The text came from Mohamed Amine Belarbi, a self-described serial entrepreneur who spends his waking hours juggling a full academic schedule at New York University Abu Dhabi and pursuing numerous business and marketing projects.
“When I came here, I saw there was so much passion for entrepreneurship, but there is a lack of a common place or common platform where people can read about this,” said Mr Belarbi, a Moroccan who went to high school in Norway before moving to Abu Dhabi on a full scholarship.
“So I thought, let's start something of our own. I contacted my friend, my co-founder in Sweden, and said let's just try it as a trial, just for fun.”
The debut edition of the Gulf Elite was launched from Mr Belarbi's dormitory room in August. He designed its 34 pages and published them as a PDF available through a free online reader called ISSUU (issuu.com/gulfelite).

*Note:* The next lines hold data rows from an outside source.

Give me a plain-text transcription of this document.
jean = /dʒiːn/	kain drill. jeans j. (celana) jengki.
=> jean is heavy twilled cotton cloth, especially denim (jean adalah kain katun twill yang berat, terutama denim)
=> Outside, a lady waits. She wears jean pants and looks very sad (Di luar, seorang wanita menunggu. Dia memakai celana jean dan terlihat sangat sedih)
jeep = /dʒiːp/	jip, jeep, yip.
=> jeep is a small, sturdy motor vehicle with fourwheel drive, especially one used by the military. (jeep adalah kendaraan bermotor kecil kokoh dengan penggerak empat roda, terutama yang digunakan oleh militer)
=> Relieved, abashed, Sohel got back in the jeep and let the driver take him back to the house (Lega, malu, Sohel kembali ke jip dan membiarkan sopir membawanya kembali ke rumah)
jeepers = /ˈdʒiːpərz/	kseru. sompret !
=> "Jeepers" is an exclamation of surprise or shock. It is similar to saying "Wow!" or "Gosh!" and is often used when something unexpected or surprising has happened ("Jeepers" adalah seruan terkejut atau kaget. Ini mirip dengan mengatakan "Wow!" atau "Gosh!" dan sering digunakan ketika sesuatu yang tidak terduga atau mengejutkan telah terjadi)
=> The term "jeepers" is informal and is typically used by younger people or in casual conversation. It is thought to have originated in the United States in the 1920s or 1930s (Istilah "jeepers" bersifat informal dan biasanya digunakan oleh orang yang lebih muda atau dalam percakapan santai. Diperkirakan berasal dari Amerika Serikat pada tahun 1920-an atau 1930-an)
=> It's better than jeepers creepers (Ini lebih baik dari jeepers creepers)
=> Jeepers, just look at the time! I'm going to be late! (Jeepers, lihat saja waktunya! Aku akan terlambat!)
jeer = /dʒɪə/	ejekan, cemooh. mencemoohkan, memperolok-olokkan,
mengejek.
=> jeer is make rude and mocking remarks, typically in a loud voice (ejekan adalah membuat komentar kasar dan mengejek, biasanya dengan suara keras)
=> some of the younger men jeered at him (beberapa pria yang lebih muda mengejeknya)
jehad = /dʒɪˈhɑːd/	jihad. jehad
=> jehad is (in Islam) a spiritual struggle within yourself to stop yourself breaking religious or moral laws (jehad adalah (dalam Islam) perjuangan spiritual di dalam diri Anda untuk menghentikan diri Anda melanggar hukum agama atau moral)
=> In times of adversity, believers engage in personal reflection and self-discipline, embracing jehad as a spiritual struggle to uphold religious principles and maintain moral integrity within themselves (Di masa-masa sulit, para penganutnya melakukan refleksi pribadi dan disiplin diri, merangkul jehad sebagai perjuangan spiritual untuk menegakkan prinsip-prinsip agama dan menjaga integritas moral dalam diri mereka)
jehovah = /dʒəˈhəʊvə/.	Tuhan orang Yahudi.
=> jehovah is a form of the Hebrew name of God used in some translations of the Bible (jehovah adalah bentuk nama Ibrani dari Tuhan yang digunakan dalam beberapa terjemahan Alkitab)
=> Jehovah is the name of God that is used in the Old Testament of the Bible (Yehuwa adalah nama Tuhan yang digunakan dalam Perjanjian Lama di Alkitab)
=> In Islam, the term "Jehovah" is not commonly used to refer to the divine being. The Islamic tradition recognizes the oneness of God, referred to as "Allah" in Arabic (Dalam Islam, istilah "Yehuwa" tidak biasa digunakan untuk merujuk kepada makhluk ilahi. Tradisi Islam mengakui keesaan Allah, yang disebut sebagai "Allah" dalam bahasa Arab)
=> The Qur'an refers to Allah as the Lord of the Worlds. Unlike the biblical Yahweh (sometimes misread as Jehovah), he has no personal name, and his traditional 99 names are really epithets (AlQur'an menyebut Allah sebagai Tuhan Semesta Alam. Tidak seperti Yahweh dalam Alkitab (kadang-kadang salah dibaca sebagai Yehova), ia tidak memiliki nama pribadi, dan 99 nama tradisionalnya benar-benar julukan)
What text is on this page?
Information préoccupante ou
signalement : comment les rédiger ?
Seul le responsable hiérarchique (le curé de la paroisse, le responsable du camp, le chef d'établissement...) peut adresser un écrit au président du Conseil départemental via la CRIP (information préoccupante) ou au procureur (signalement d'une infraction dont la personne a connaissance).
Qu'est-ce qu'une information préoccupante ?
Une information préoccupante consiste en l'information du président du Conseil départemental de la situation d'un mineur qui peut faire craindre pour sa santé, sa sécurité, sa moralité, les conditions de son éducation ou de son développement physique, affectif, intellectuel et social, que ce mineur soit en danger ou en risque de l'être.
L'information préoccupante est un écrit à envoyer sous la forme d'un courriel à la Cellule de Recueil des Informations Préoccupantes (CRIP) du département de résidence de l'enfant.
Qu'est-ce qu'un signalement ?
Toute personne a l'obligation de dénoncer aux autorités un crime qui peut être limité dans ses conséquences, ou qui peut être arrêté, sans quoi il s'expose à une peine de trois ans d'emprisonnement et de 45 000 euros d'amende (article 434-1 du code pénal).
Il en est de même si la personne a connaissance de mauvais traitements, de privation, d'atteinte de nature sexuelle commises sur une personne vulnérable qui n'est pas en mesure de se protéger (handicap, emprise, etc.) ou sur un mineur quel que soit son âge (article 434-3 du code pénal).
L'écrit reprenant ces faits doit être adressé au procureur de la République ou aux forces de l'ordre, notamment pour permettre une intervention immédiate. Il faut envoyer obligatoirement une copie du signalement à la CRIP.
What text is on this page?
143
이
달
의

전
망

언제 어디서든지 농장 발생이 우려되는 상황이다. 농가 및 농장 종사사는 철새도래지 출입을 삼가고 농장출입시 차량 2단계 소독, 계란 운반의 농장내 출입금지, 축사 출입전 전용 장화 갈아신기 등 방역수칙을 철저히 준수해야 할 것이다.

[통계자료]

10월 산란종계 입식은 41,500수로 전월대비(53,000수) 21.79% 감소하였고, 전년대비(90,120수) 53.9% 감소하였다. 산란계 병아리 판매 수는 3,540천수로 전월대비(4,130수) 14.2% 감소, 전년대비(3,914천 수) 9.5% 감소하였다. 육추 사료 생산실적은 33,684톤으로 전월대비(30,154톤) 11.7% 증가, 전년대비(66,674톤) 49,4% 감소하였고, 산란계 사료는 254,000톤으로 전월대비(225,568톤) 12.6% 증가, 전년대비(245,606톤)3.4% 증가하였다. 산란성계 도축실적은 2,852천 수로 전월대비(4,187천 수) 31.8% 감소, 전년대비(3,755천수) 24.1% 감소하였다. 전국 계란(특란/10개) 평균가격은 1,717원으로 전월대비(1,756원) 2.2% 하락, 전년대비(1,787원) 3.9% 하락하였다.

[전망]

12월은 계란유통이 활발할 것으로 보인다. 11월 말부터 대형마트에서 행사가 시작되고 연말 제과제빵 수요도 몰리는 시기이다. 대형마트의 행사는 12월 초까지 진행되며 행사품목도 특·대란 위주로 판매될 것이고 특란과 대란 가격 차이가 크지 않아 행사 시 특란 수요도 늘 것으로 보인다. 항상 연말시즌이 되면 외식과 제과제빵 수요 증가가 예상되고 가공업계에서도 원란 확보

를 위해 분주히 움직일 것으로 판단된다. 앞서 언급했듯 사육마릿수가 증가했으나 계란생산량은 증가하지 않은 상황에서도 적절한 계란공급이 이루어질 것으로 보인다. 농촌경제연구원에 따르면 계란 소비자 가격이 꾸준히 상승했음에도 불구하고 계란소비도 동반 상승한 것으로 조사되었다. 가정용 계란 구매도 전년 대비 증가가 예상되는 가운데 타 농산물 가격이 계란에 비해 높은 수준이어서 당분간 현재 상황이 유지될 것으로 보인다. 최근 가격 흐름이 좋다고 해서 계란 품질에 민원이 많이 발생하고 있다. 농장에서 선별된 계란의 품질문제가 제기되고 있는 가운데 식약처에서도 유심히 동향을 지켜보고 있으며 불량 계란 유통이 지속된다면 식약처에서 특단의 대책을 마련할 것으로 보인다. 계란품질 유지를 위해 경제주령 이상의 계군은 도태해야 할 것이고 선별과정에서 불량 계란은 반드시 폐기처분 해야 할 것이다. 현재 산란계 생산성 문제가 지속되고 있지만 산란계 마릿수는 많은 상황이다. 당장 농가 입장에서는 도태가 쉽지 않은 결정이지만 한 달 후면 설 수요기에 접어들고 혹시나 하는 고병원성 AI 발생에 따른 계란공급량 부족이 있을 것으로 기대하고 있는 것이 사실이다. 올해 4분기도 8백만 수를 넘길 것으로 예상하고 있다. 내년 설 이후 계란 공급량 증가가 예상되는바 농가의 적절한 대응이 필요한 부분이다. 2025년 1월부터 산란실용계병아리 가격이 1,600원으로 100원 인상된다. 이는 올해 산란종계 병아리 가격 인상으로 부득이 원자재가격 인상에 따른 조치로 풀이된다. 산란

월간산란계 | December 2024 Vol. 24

The articles, written by Mr Belarbi, co-founder Ibrahim Naji and student contributors, offered advice to aspiring young entrepreneurs in articles such as The CEO of You: The why and how of personal branding, and even fashion tips in You Are What You Wear: The clothing items you should pick carefully if you want to be taken seriously.
Mr Naji, a 19-year-old Swedish-born Palestinian, said: “But unlike any other magazine, we have combined a very informal approach to formal topics, which would appeal much more to the younger generation, Generation Y.
“With that being said, our goal is to inspire. Our goal is to innovate. Our goal is to spread the mentality that nothing is impossible, no matter what colour, shape or size you have.”
By the end of its first month, the PDF version of the magazine attracted more than 20,000 unique visitors, said Mr Belarbi.
“We said, well, this stands for something,” the 20-year-old Moroccan said. “If so many people liked it, then we should continue.”
But the reaction was not all good. The online magazine was criticised by student-run campus newspaper The Gazelle as being sexist. An opinion piece, written by contributor Olivia Bergen, argued that the magazine was too male-centric and even misogynistic. Its dress-for-success feature focused on menswear, for example. A profile of a Stockholm School of Economics student who was named female economist of the year dwelled on her high heels and good looks.
“Though I admire the entrepreneurial spirit behind Gulf Elite, I am disappointed in its execution,” Ms Bergen wrote in The Gazelle. “I expect better from my peers at NYUAD that contribute to this publication, and I hope that, going forward, they will focus more on its inspirational and informative content and less on stereotyping and sexualising.”
Mr Belarbi addressed the allegations in an opinion piece also run in the campus newspaper. He argued the opinions published in Gulf Elite were those of the writer and not of the magazine. Mr Belarbi also said he recognised his staff was dominated by men. He also increased efforts to recruit women writers and feature more stories about women, and even enrolled in a feminism and gender class.
Gulf Elite has now published its seventh issue and its monthly unique visits are up to 30,000, according to Mr Belarbi. But, he admits, “we are not journalists”.
“We are trying to differentiate ourselves from sounding like a newspaper,” he said. “This is what makes us unique and so appealing to our readers – we are a publication you have fun while reading.”